Taking InstaTrak® to ENT
 
Valentine also helped guide Ferre to a market that could support VTI. “At first, the application we were considering focused on the brain,” he says. “But I looked at the number of procedures done and it wasn’t enough.
 
“As a doctor, Maurice could see a lot of applications,” Valentine says. “But my thinking was that we needed to grind out some salable products.” InstaTrak®  was well-suited for ear, nose and throat work, Valentine says, and the next step was to bring in several engineers who began to write the necessary software. 
 
“When you go up the nose, you usually can’t see where you are operating,” he says. “When you’re up there cleaning out debris, you can get awfully close to the optic nerve and the brain.” Because surgeons do not want to damage vital structures, they sometimes had to repeat surgeries, Valentine says. “With InstaTrak® , though, they know exactly where they and their surgical instruments are. 
 
“Our technology has a screen showing the patient’s head and it puts the sharp end of the instrument right in the cross hairs.

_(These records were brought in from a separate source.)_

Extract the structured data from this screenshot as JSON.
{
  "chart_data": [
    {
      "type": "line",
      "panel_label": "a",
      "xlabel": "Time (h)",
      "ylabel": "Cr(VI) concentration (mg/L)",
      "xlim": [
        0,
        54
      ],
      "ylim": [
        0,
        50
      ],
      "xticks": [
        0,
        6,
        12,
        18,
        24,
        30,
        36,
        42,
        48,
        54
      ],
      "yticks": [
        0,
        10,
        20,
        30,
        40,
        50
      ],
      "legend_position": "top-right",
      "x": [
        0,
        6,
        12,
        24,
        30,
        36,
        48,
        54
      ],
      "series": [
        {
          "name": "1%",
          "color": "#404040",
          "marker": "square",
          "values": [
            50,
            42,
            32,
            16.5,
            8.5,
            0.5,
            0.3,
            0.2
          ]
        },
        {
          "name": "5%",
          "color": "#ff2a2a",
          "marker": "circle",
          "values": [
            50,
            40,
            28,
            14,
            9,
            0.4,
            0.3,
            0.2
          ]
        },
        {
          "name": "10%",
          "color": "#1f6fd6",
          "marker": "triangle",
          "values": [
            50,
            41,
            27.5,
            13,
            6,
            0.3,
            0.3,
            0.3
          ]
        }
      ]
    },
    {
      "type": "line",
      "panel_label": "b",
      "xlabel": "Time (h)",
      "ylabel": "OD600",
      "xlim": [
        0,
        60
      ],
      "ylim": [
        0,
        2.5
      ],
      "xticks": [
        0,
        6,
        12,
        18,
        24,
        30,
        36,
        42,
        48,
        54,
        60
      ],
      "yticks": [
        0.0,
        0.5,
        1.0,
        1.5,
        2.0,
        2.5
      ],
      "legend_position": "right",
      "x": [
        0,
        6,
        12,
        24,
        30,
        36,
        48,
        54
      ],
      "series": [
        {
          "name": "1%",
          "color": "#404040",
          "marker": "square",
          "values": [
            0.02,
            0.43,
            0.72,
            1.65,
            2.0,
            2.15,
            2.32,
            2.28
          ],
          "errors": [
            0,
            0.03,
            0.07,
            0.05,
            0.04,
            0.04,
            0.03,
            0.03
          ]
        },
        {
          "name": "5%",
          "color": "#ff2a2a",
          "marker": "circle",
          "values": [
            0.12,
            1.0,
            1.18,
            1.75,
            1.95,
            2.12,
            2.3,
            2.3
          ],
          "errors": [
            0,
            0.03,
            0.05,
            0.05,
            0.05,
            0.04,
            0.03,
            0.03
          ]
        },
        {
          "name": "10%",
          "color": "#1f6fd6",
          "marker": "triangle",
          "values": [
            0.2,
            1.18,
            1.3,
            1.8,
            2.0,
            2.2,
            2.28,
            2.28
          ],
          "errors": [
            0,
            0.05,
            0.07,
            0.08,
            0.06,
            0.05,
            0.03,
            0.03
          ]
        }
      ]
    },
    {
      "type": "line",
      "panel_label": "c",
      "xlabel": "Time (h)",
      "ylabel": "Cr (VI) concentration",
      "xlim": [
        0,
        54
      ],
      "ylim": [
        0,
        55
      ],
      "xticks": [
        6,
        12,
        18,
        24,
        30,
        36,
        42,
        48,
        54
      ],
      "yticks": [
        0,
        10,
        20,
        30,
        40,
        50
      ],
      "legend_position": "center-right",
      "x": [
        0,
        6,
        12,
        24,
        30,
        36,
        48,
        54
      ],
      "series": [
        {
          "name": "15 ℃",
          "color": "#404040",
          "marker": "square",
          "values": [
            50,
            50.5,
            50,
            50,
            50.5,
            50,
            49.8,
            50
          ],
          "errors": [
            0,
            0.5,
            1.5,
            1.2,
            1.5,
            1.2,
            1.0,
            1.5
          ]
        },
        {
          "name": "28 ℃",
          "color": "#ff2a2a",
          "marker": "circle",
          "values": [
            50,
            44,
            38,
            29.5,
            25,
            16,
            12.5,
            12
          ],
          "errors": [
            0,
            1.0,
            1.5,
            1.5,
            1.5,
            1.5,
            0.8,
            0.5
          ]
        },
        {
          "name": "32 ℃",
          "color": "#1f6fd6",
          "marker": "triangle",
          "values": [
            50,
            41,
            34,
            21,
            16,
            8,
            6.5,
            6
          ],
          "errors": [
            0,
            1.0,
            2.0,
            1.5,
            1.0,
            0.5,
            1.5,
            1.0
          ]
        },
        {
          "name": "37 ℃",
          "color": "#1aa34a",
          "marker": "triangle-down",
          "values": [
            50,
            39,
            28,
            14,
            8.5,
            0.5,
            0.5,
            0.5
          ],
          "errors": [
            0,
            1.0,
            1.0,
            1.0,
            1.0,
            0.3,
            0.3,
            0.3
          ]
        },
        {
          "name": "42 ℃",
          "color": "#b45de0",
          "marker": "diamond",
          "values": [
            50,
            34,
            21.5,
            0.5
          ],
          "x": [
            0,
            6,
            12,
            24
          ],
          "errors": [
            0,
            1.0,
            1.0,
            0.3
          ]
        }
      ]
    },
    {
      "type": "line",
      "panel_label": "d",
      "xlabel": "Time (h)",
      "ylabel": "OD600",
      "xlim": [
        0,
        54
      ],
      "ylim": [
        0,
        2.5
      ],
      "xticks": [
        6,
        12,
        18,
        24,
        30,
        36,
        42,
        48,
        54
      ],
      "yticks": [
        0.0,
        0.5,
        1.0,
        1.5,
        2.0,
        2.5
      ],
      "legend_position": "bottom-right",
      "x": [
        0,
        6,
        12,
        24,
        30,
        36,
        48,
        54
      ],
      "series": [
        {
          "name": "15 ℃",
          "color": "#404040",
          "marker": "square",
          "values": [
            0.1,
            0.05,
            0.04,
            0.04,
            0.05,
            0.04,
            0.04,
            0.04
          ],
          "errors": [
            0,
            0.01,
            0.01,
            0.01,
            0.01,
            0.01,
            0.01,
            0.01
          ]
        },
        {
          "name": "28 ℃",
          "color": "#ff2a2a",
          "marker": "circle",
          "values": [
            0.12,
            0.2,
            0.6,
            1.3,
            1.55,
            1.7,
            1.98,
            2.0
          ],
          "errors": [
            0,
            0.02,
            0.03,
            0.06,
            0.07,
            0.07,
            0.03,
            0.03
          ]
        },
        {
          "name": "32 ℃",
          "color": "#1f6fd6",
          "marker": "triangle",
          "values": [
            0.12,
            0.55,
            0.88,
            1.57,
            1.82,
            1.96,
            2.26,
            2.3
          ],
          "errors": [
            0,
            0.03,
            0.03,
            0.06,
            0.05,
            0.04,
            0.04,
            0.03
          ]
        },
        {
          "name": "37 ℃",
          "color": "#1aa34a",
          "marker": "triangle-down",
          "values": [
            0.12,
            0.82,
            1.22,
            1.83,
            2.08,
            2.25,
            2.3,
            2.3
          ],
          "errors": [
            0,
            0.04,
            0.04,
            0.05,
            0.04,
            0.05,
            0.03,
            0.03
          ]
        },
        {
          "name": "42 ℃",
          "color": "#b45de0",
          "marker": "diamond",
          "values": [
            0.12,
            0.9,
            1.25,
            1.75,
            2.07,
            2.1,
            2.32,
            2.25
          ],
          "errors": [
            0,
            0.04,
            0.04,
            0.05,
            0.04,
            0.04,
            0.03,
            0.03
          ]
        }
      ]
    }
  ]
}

It reduces the number of times you have to do surgery over and that’s big.”
 
When GE became interested in buying VTI, it also looked at a dozen other systems, Valentine says. But they were all optical, and InstaTrak®  had the advantage of being electromagnetic. “Ours was the best,” he says. “I’ve heard some doctors say that anyone who doesn’t use InstaTrak®  should be sued for malpractice, that’s how much many of them like it.”